US Leadership: | Charles Duelfer

US Leadership:

Informal conversations with foreign friends and allies usually turn to the question of the coming 2024 election. Our friends and allies have a stake in the direction and constancy of the United States. I deeply value allies and would like to assure them that America will remain a stalwart partner with shared values and interests. However, I also value candor and looking at the prospects for the next election can result in a dubious shrug…at best. But there is one pathway ahead.

I recall a period of turmoil in America when things were also divided…arguably worse than today. In 1968 there were: assassinations (Martin Luther King and Robert F. Kennedy); race riots in cities; college campuses were in turmoil; the violent Chicago Democratic National Convention; 550,000 US troops in Viet Nam, the Tet Offensive, Khe Sanh, My Lai massacre; the Cold War with the Soviet Union was going full blast and nuclear war was not a remote contingency (a B-52 bomber with 4 nuclear weapons crashed in Greenland among other accidents). And it was a presidential election year.

On March 31, after the early primary in New Hampshire, President Lyndon Baines Johnson surprised Americans by announcing at the end of a speech largely about the Viet Nam war that “Accordingly, I shall not seek, and I will not accept, the nomination of my party for another term as your President.” (the segment leading up to this line is worth reviewing as it parallels the current social landscape in America…see below.)
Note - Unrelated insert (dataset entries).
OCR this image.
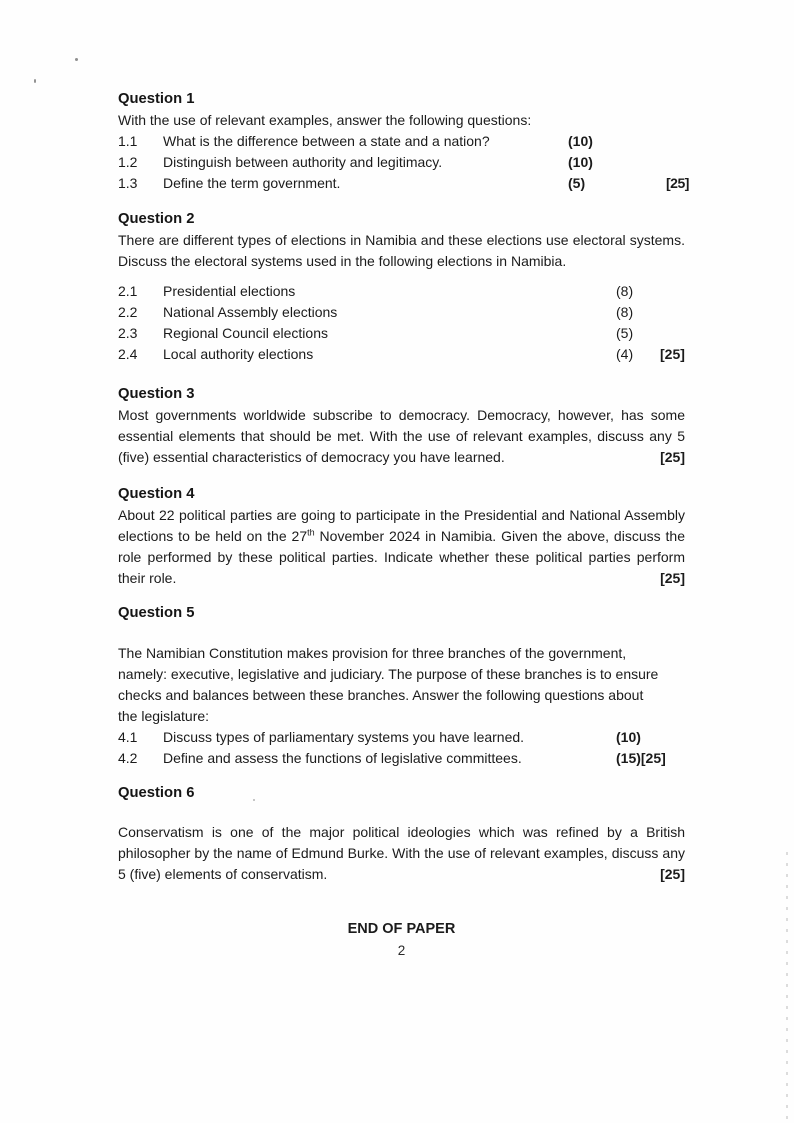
Question 1

With the use of relevant examples, answer the following questions:

1.1 What is the difference between a state and a nation?	(10)
1.2 Distinguish between authority and legitimacy.	(10)
1.3 Define the term government.	(5)	[25]
Question 2

There are different types of elections in Namibia and these elections use electoral systems. Discuss the electoral systems used in the following elections in Namibia.

2.1 Presidential elections	(8)
2.2 National Assembly elections	(8)
2.3 Regional Council elections	(5)
2.4 Local authority elections	(4) [25]
Question 3

Most governments worldwide subscribe to democracy. Democracy, however, has some essential elements that should be met. With the use of relevant examples, discuss any 5 (five) essential characteristics of democracy you have learned.	[25]

Question 4

About 22 political parties are going to participate in the Presidential and National Assembly elections to be held on the 27th November 2024 in Namibia. Given the above, discuss the role performed by these political parties. Indicate whether these political parties perform their role.	[25]

Question 5

The Namibian Constitution makes provision for three branches of the government, namely: executive, legislative and judiciary. The purpose of these branches is to ensure checks and balances between these branches. Answer the following questions about the legislature:

4.1 Discuss types of parliamentary systems you have learned.	(10)
4.2 Define and assess the functions of legislative committees.	(15)[25]
Question 6

Conservatism is one of the major political ideologies which was refined by a British philosopher by the name of Edmund Burke. With the use of relevant examples, discuss any 5 (five) elements of conservatism.	[25]

END OF PAPER
2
It strikes me that President Biden is also a man who could make a similar decision for similar reasons. One complexity would be the selection of successor candidate. Johnson left it to Hubert Humphrey and Richard Nixon won. Trump is no Nixon. And Harris is no Humphrey. Still, this is a possible scenario that is not fantasy and provides some cause for an outcome that is less disruptive to those who link their fates to America–including its citizens.
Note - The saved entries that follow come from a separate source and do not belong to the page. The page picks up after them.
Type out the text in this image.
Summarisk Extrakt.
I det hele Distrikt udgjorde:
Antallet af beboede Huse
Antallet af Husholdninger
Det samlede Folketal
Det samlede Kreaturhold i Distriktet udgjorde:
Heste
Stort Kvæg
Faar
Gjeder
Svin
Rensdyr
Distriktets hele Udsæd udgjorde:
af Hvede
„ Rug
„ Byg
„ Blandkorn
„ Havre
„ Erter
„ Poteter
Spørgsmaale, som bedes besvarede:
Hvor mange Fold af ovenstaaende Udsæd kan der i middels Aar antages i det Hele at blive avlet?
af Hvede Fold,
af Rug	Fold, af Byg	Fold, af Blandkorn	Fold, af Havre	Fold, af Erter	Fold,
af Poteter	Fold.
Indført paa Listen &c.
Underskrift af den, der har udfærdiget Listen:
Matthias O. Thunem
Note: From Johnson speech of 31 March 1968

“There is division in the American house now. There is divisiveness among us all tonight. And holding the trust that is mine, as President of all the people, I cannot disregard the peril to the progress of the American people and the hope and the prospect of peace for all peoples.

So, I would ask all Americans, whatever their personal interests or concern, to guard against divisiveness and all its ugly consequences.
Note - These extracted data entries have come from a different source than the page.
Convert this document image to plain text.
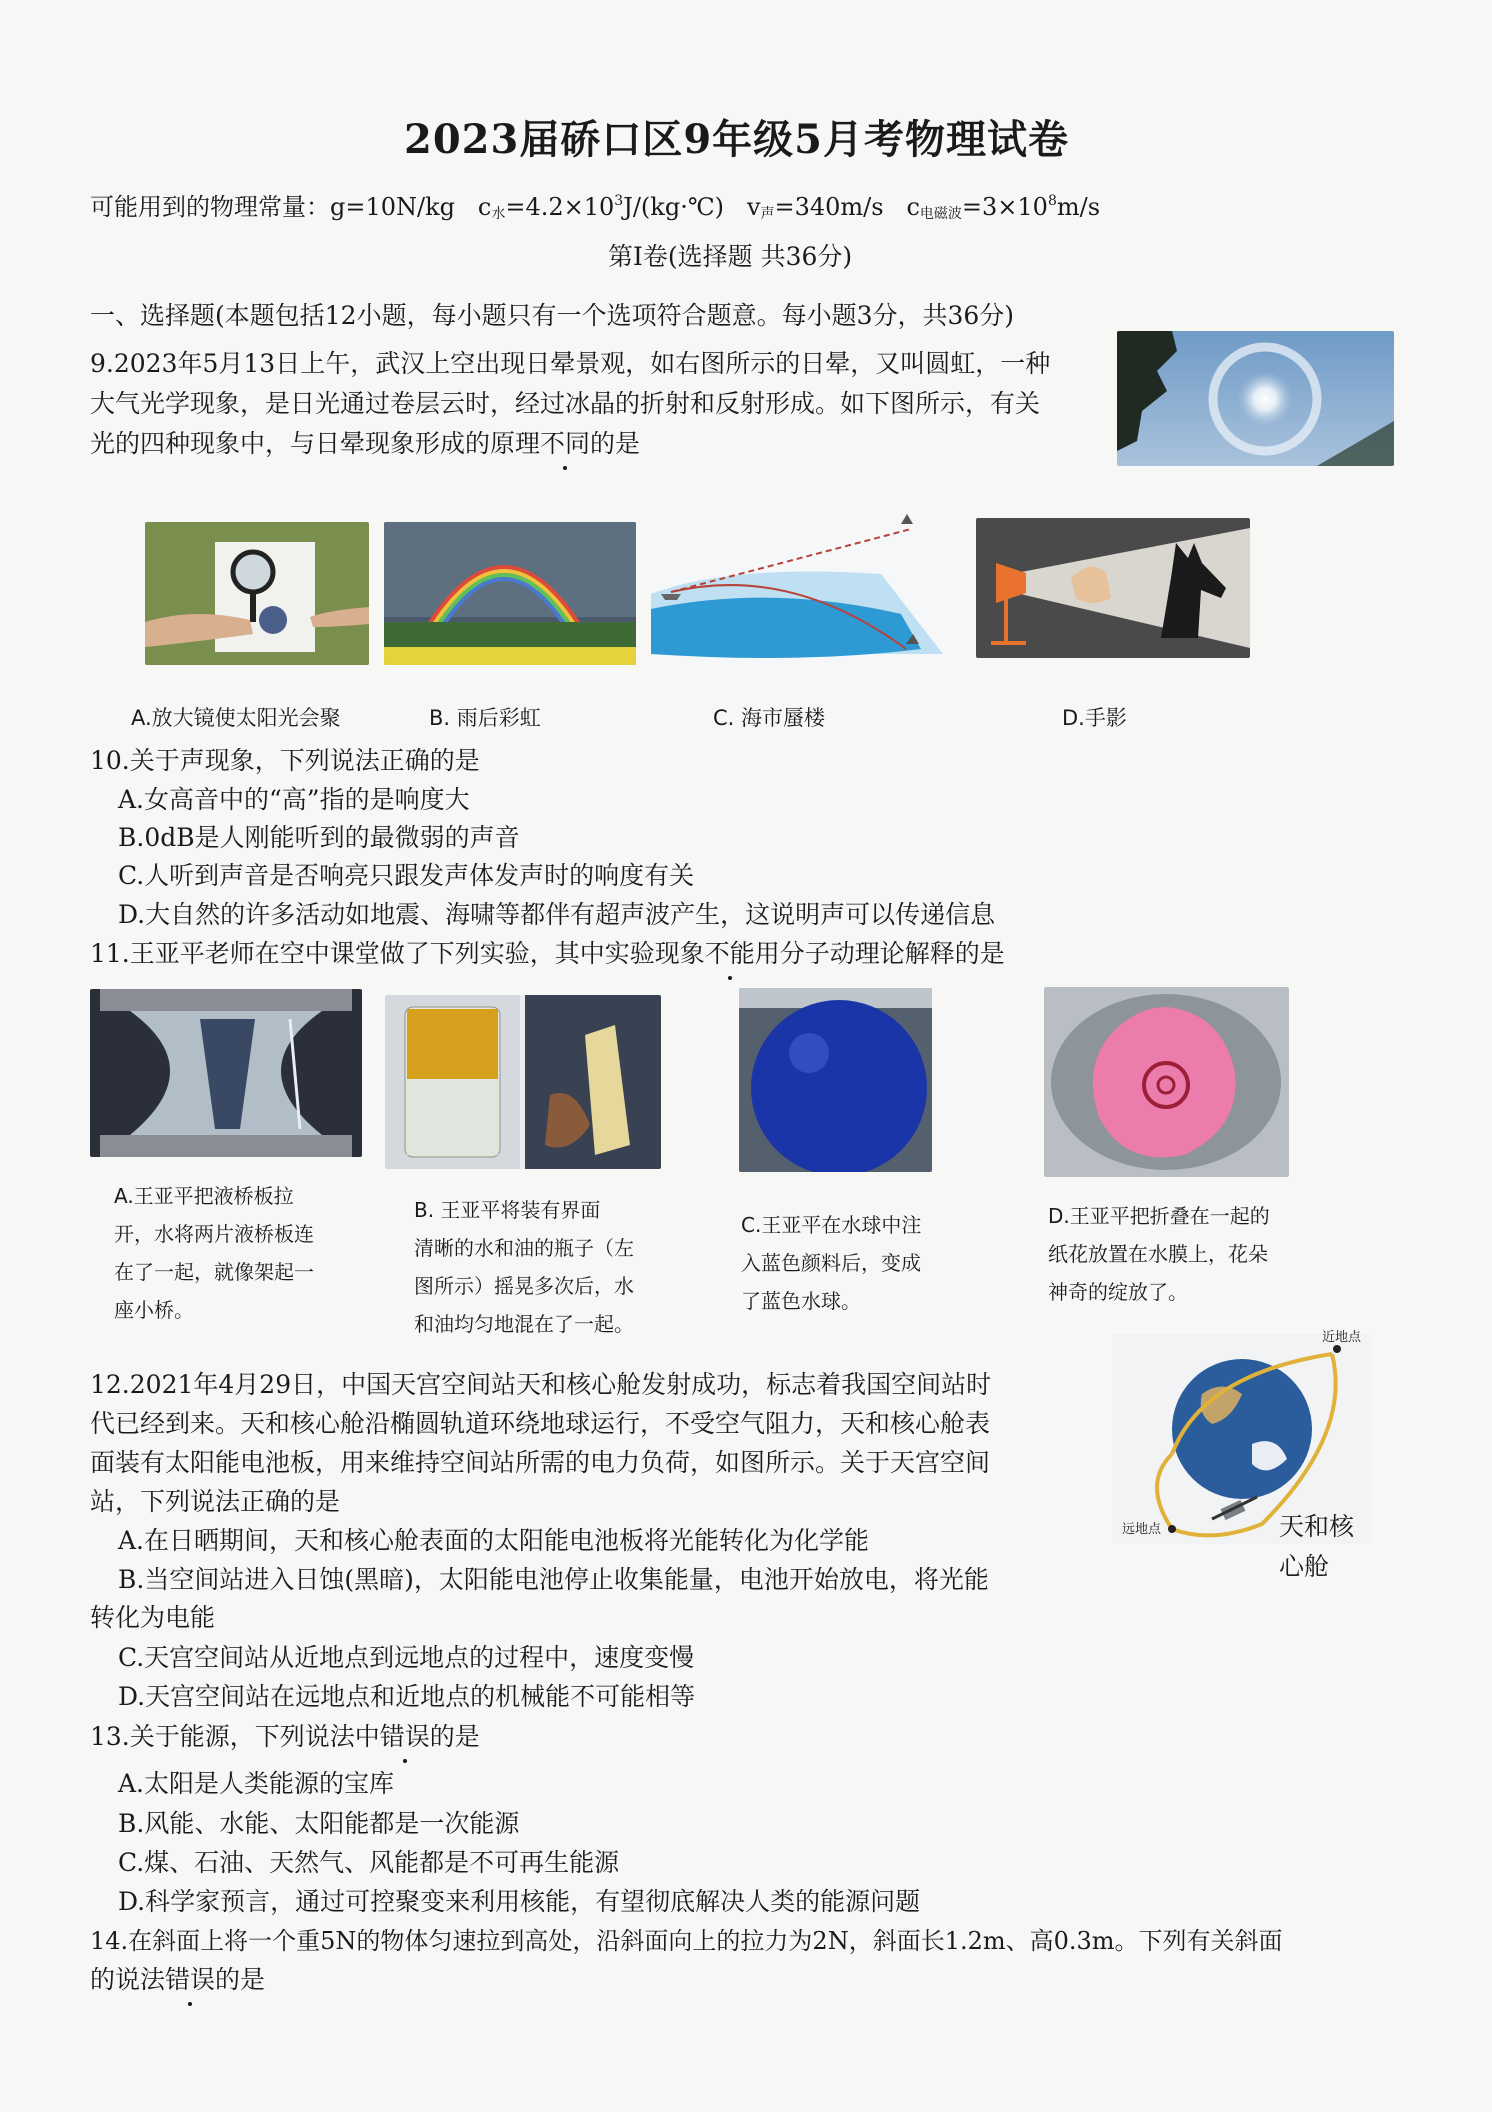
2023届硚口区9年级5月考物理试卷
可能用到的物理常量：g=10N/kg $c_水=4.2\times 10^3J/(kg\cdot℃)$ $v_声=340m/s$ $c_{电磁波}=3\times 10^8m/s$
第Ⅰ卷(选择题 共36分)
一、选择题(本题包括12小题，每小题只有一个选项符合题意。每小题3分，共36分)
9.2023年5月13日上午，武汉上空出现日晕景观，如右图所示的日晕，又叫圆虹，一种
大气光学现象，是日光通过卷层云时，经过冰晶的折射和反射形成。如下图所示，有关
光的四种现象中，与日晕现象形成的原理不同的是
A.放大镜使太阳光会聚	B. 雨后彩虹	C. 海市蜃楼	D.手影
10.关于声现象，下列说法正确的是
A.女高音中的“高”指的是响度大
B.0dB是人刚能听到的最微弱的声音
C.人听到声音是否响亮只跟发声体发声时的响度有关
D.大自然的许多活动如地震、海啸等都伴有超声波产生，这说明声可以传递信息
11.王亚平老师在空中课堂做了下列实验，其中实验现象不能用分子动理论解释的是
A.王亚平把液桥板拉
开，水将两片液桥板连
在了一起，就像架起一
座小桥。
B. 王亚平将装有界面
清晰的水和油的瓶子（左
图所示）摇晃多次后，水
和油均匀地混在了一起。
C.王亚平在水球中注
入蓝色颜料后，变成
了蓝色水球。
D.王亚平把折叠在一起的
纸花放置在水膜上，花朵
神奇的绽放了。
12.2021年4月29日，中国天宫空间站天和核心舱发射成功，标志着我国空间站时
代已经到来。天和核心舱沿椭圆轨道环绕地球运行，不受空气阻力，天和核心舱表
面装有太阳能电池板，用来维持空间站所需的电力负荷，如图所示。关于天宫空间
站，下列说法正确的是
A.在日晒期间，天和核心舱表面的太阳能电池板将光能转化为化学能
B.当空间站进入日蚀(黑暗)，太阳能电池停止收集能量，电池开始放电，将光能
转化为电能
C.天宫空间站从近地点到远地点的过程中，速度变慢
D.天宫空间站在远地点和近地点的机械能不可能相等
近地点
远地点	天和核
心舱
13.关于能源，下列说法中错误的是
A.太阳是人类能源的宝库
B.风能、水能、太阳能都是一次能源
C.煤、石油、天然气、风能都是不可再生能源
D.科学家预言，通过可控聚变来利用核能，有望彻底解决人类的能源问题
14.在斜面上将一个重5N的物体匀速拉到高处，沿斜面向上的拉力为2N，斜面长1.2m、高0.3m。下列有关斜面
的说法错误的是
Fifty-two months and 10 days ago, in a moment of tragedy and trauma, the duties of this office fell upon me. I asked then for your help and God’s, that we might continue America on its course, binding up our wounds, healing our history, moving forward in new unity, to clear the American agenda and to keep the American commitment for all of our people.

United we have kept that commitment. United we have enlarged that commitment.

Through all time to come, I think America will be a stronger nation, a more just society, and a land of greater opportunity and fulfillment because of what we have all done together in these years of unparalleled achievement.

Our reward will come in the life of freedom, peace, and hope that our children will enjoy through ages ahead.

What we won when all of our people united just must not now be lost in suspicion, distrust, selfishness, and politics among any of our people.

Believing this as I do, I have concluded that I should not permit the Presidency to become involved in the partisan divisions that are developing in this political year.

With America’s sons in the fields far away, with America’s future under challenge right here at home, with our hopes and the world’s hopes for peace in the balance every day, I do not believe that I should devote an hour or a day of my time to any personal partisan causes or to any duties other than the awesome duties of this office–the Presidency of your country.

Accordingly, I shall not seek, and I will not accept, the nomination of my party for another term as your President.”